“Most of what makes a book ‘good’ is that we are reading it at the right moment for us” – Alain de Botton
This month I have mostly been getting two or three chapters in to a book before realising it was due back at the library, or getting bored and deciding that it wasn’t for me. Any bedtime suitable page-turner recommendations? In the mean time – here’s what I did finish…
M R Kasasian, The Mangle Street Murders
When Marge’s beloved father dies, she moves to London to live with her guardian, Mr Sidney Grice, the famous personal detective. On her first evening in his home, their tea is interrupted by a woman desperate for their help – her son in law is being tried for murder, and she’s convinced he is innocent. Marge believes her, but Mr Grice is not so sure…
I thoroughly enjoyed The Mangle Street Murders – largely because of the unusual starring characters, more than the mystery itself. Marge, an outspoken gin drinking rebel, would be welcome on a night out with me any day. Her uncle? Not so much… Grice is an unusual hero, an unpleasant vegetarian with a penchant for a cup of tea, he’s clever and entirely motivated by money. At least he’s honest about it. The murder itself wasn’t a huge surprise to me (although there were some fun twists and tangles), but I’ll be reading the next one with glee anyway.
Jojo Moyes, After You
After You picks up where Moyes’ bestselling Me Before You left off (consider this your spoiler warning…), revisiting Lou as she tries to come to terms with what happened when we first met her. Eighteen months later, and she’s living in London, working in an Airport bar, barely in touch with her family. But then she has an accident, and a visitor, and she’s drawn back into Will’s world.

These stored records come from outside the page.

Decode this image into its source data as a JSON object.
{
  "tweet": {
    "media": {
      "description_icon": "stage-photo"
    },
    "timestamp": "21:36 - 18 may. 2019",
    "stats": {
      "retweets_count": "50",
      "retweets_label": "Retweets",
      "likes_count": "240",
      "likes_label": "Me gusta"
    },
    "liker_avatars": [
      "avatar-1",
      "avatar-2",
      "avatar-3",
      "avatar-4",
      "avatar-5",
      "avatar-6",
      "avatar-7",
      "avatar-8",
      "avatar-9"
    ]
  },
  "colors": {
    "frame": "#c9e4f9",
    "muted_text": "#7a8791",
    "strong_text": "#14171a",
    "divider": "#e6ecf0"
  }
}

I loved Me Before You. Loved it. I did not love After You. While I was keen to revisit the story, having since read more of Moyes’ books, I was sceptical as to where the plot would take Lou next. When we left her, she was grieving but ultimately the first book ended on a high, with options and possibilities in Lou’s future. After You sees them dashed rather spectacularly (to say nothing of the personality transplant our leading lady has had in the mean time) and Moyes relies heavily on additional characters to push the story forward. I eye rolled a lot. Never a good sign.
Lesson learnt: don’t read sequels.
Dan Brown, Inferno
The fourth in Brown’s series (so, technically not a sequel) about Robert Langdon, cryptologist and star of his famous Da Vinci code, Inferno begins with Langdon waking up in a Florentine hospital with no idea how he got there. He quickly realises it’s related to a mysterious alerted image of a painting depicting Dante’s Inferno. But why does Langdon have the image? Why is he being chased? And why does he keep having flashbacks?

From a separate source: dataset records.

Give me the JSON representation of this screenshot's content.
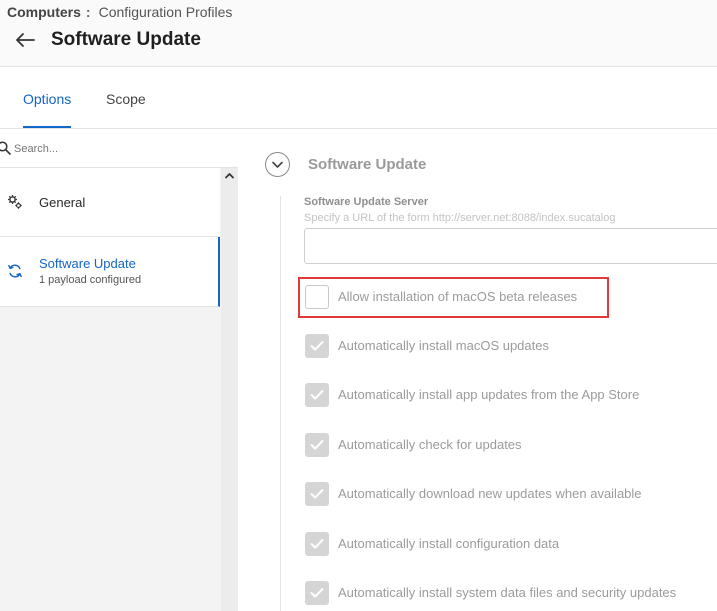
{
  "breadcrumb": {
    "first": "Computers",
    "separator": ":",
    "current": "Configuration Profiles"
  },
  "page": {
    "title": "Software Update"
  },
  "tabs": [
    {
      "label": "Options",
      "active": true
    },
    {
      "label": "Scope",
      "active": false
    }
  ],
  "sidebar": {
    "search_placeholder": "Search...",
    "items": [
      {
        "label": "General",
        "icon": "gears-icon"
      },
      {
        "label": "Software Update",
        "sublabel": "1 payload configured",
        "icon": "sync-icon",
        "selected": true
      }
    ]
  },
  "section": {
    "title": "Software Update",
    "server_label": "Software Update Server",
    "server_hint": "Specify a URL of the form http://server.net:8088/index.sucatalog",
    "server_value": ""
  },
  "options": [
    {
      "label": "Allow installation of macOS beta releases",
      "checked": false
    },
    {
      "label": "Automatically install macOS updates",
      "checked": true
    },
    {
      "label": "Automatically install app updates from the App Store",
      "checked": true
    },
    {
      "label": "Automatically check for updates",
      "checked": true
    },
    {
      "label": "Automatically download new updates when available",
      "checked": true
    },
    {
      "label": "Automatically install configuration data",
      "checked": true
    },
    {
      "label": "Automatically install system data files and security updates",
      "checked": true
    }
  ],
  "colors": {
    "accent": "#1466c7",
    "highlight": "#e23a3a",
    "disabled_text": "#9b9b9b"
  }
}
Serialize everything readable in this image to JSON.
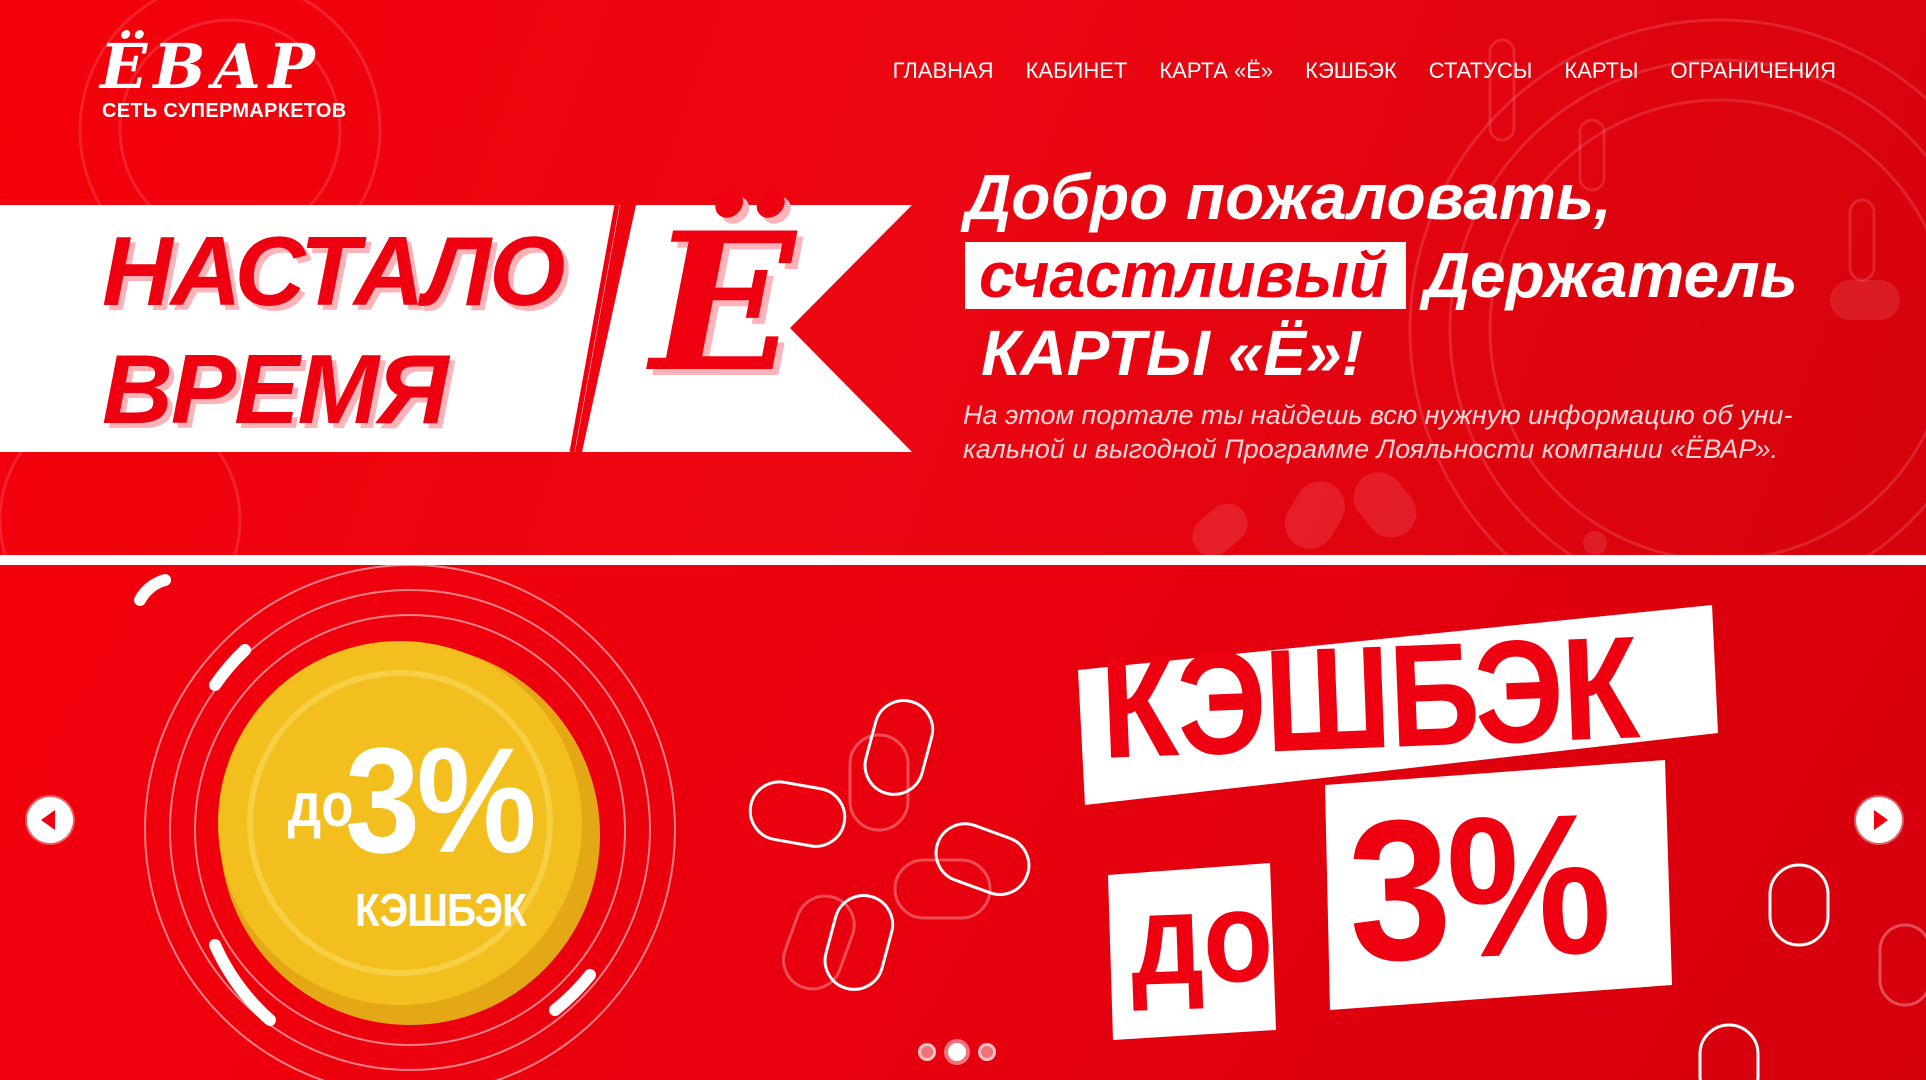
{
  "brand": {
    "logo_text": "ЁВАР",
    "logo_subtitle": "СЕТЬ СУПЕРМАРКЕТОВ"
  },
  "nav": {
    "items": [
      {
        "label": "ГЛАВНАЯ"
      },
      {
        "label": "КАБИНЕТ"
      },
      {
        "label": "КАРТА «Ё»"
      },
      {
        "label": "КЭШБЭК"
      },
      {
        "label": "СТАТУСЫ"
      },
      {
        "label": "КАРТЫ"
      },
      {
        "label": "ОГРАНИЧЕНИЯ"
      }
    ]
  },
  "hero": {
    "ribbon_line1": "НАСТАЛО",
    "ribbon_line2": "ВРЕМЯ",
    "ribbon_glyph": "Ё",
    "welcome_line1": "Добро пожаловать,",
    "welcome_highlight": "счастливый",
    "welcome_line2_rest": "Держатель",
    "welcome_line3": "КАРТЫ «Ё»!",
    "description": "На этом портале ты найдешь всю нужную информацию об уни-кальной и выгодной Программе Лояльности компании «ЁВАР»."
  },
  "slide": {
    "coin_prefix": "до",
    "coin_value": "3%",
    "coin_caption": "КЭШБЭК",
    "title": "КЭШБЭК",
    "value_prefix": "до",
    "value": "3%"
  },
  "slider": {
    "dots_count": 3,
    "active_dot": 2
  },
  "colors": {
    "brand_red": "#ef0010",
    "coin_gold": "#f2bf1f",
    "white": "#ffffff"
  }
}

Sometimes you just to suspend all intelligent thought and go with the flow of a book in order to enjoy it. This is one of those books. The plot was bonkers. Utterly ridiculous. A polymath doctor and a university professor solving riddles which may save the world from an unknown major threat? With the UN involved? Three weeks after finishing it I still have no idea what on earth was going on – but regardless, I did enjoy it, probably because it was set in Florence and made a lot of references to nice art and buildings. I’m not sure I’ll be rushing to read another though.

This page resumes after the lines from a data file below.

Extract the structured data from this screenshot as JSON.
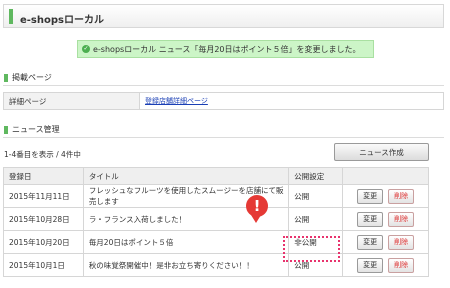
{
  "header": {
    "title": "e-shopsローカル"
  },
  "notice": {
    "text": "e-shopsローカル ニュース「毎月20日はポイント５倍」を変更しました。"
  },
  "published_section": {
    "title": "掲載ページ",
    "label": "詳細ページ",
    "link": "登録店舗詳細ページ"
  },
  "news_section": {
    "title": "ニュース管理",
    "count": "1-4番目を表示 / 4件中",
    "create_button": "ニュース作成",
    "columns": [
      "登録日",
      "タイトル",
      "公開設定",
      ""
    ],
    "rows": [
      {
        "date": "2015年11月11日",
        "title": "フレッシュなフルーツを使用したスムージーを店舗にて販売します",
        "status": "公開"
      },
      {
        "date": "2015年10月28日",
        "title": "ラ・フランス入荷しました！",
        "status": "公開"
      },
      {
        "date": "2015年10月20日",
        "title": "毎月20日はポイント５倍",
        "status": "非公開"
      },
      {
        "date": "2015年10月1日",
        "title": "秋の味覚祭開催中！是非お立ち寄りください！！",
        "status": "公開"
      }
    ],
    "edit_label": "変更",
    "delete_label": "削除"
  },
  "callout": {
    "symbol": "!"
  }
}
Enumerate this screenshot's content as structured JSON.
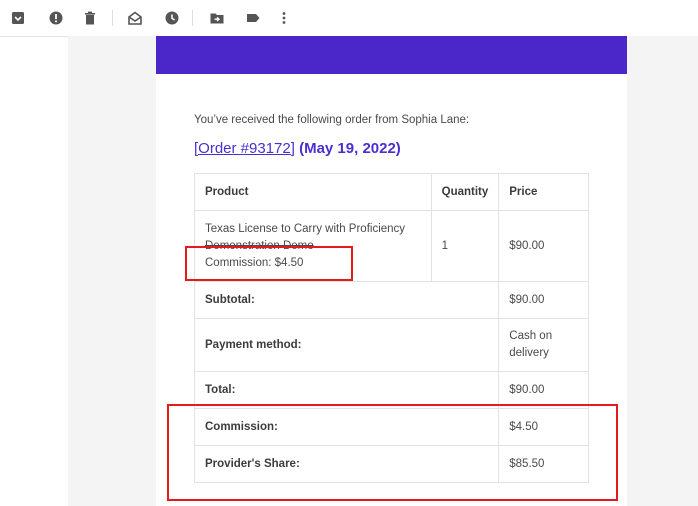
{
  "toolbar": {
    "icons": [
      "archive-icon",
      "report-spam-icon",
      "delete-icon",
      "mark-unread-icon",
      "snooze-icon",
      "move-to-icon",
      "label-icon",
      "more-vert-icon"
    ]
  },
  "email": {
    "intro": "You’ve received the following order from Sophia Lane:",
    "order_link": "[Order #93172]",
    "order_date": "(May 19, 2022)",
    "table": {
      "headers": {
        "product": "Product",
        "quantity": "Quantity",
        "price": "Price"
      },
      "item": {
        "product_line1": "Texas License to Carry with Proficiency",
        "product_line2": "Demonstration Demo",
        "commission_line": "Commission: $4.50",
        "quantity": "1",
        "price": "$90.00"
      },
      "subtotal": {
        "label": "Subtotal:",
        "value": "$90.00"
      },
      "payment": {
        "label": "Payment method:",
        "value": "Cash on delivery"
      },
      "total": {
        "label": "Total:",
        "value": "$90.00"
      },
      "commission": {
        "label": "Commission:",
        "value": "$4.50"
      },
      "provider_share": {
        "label": "Provider's Share:",
        "value": "$85.50"
      }
    }
  },
  "colors": {
    "banner": "#4b26c9",
    "link": "#4b2fd1",
    "highlight": "#e51b1b"
  }
}
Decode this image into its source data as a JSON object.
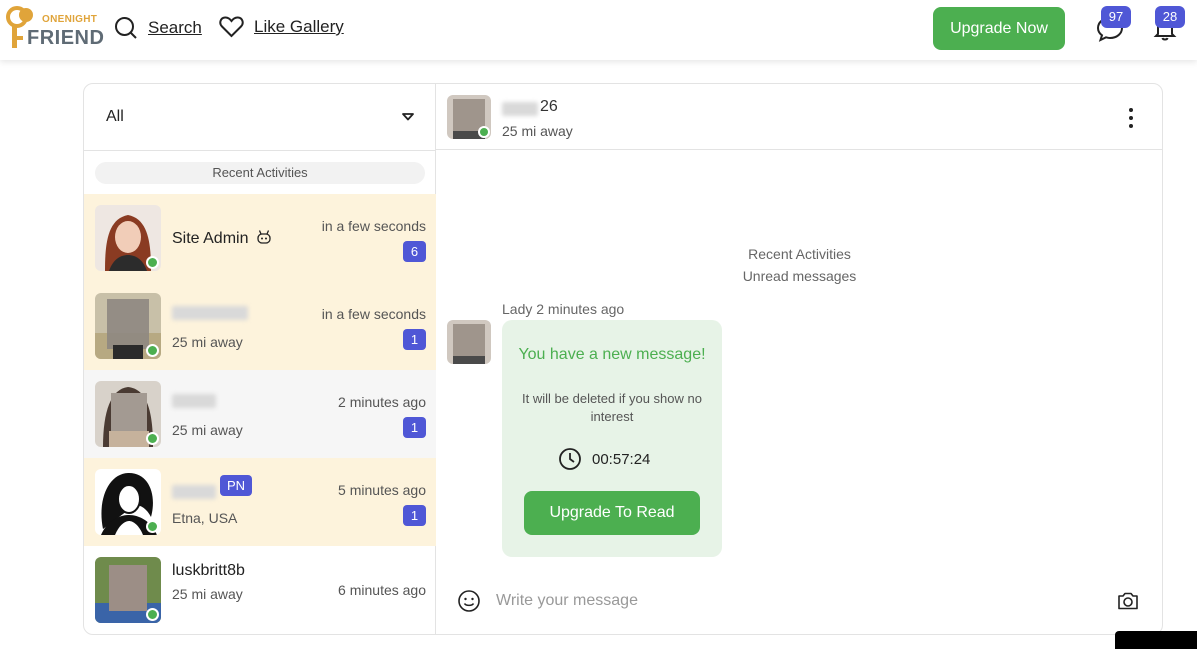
{
  "header": {
    "logo_top": "ONENIGHT",
    "logo_bottom": "FRIEND",
    "search_label": "Search",
    "like_gallery_label": "Like Gallery",
    "upgrade_label": "Upgrade Now",
    "messages_count": "97",
    "notifications_count": "28",
    "accent_color": "#4caf50",
    "badge_color": "#4f57d6"
  },
  "sidebar": {
    "filter_value": "All",
    "recent_label": "Recent Activities",
    "conversations": [
      {
        "name": "Site Admin",
        "subtitle": "",
        "time": "in a few seconds",
        "unread": "6",
        "online": true
      },
      {
        "name": "",
        "subtitle": "25 mi away",
        "time": "in a few seconds",
        "unread": "1",
        "online": true
      },
      {
        "name": "",
        "subtitle": "25 mi away",
        "time": "2 minutes ago",
        "unread": "1",
        "online": true
      },
      {
        "name": "",
        "badge": "PN",
        "subtitle": "Etna, USA",
        "time": "5 minutes ago",
        "unread": "1",
        "online": true
      },
      {
        "name": "luskbritt8b",
        "subtitle": "25 mi away",
        "time": "6 minutes ago",
        "unread": "",
        "online": true
      }
    ]
  },
  "chat": {
    "header_age": "26",
    "header_distance": "25 mi away",
    "divider_1": "Recent Activities",
    "divider_2": "Unread messages",
    "message_meta": "Lady 2 minutes ago",
    "locked_title": "You have a new message!",
    "locked_text": "It will be deleted if you show no interest",
    "timer": "00:57:24",
    "upgrade_read_label": "Upgrade To Read",
    "composer_placeholder": "Write your message"
  }
}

Anna Freeman, The Fair Fight
The Fair Fight tells the tale of Ruth, born and raised in a Bristolian brothel in the 1790s. Too ugly to join the family trade, she finds herself training up as a pugilist – a boxer. Intertwined with her story is that of Charlotte, her financial backer’s affluent but miserable wife.
The first thing that struck me about The Fair Fight was the language. The crude local dialect brought the characters to life quickly, and I loved how Freeman changed her words to indicate the social class – and genders – of those giving the narrative. I also really enjoyed the setting, for once not in London, and not the aristocracy. Parts of the novel are brutal, particularly in the descriptions of neglect and poverty, but they are so subtly written in to the plot that they don’t stick out or become judgemental. The only downside? The multi narrative format. As well as Ruth and Charlotte, a third character, George, tells the majority of the first third of the tale. It’s jarring, in a book about women – although he gives additional details and context which pop up later, I found his section long winded. An impressive debut.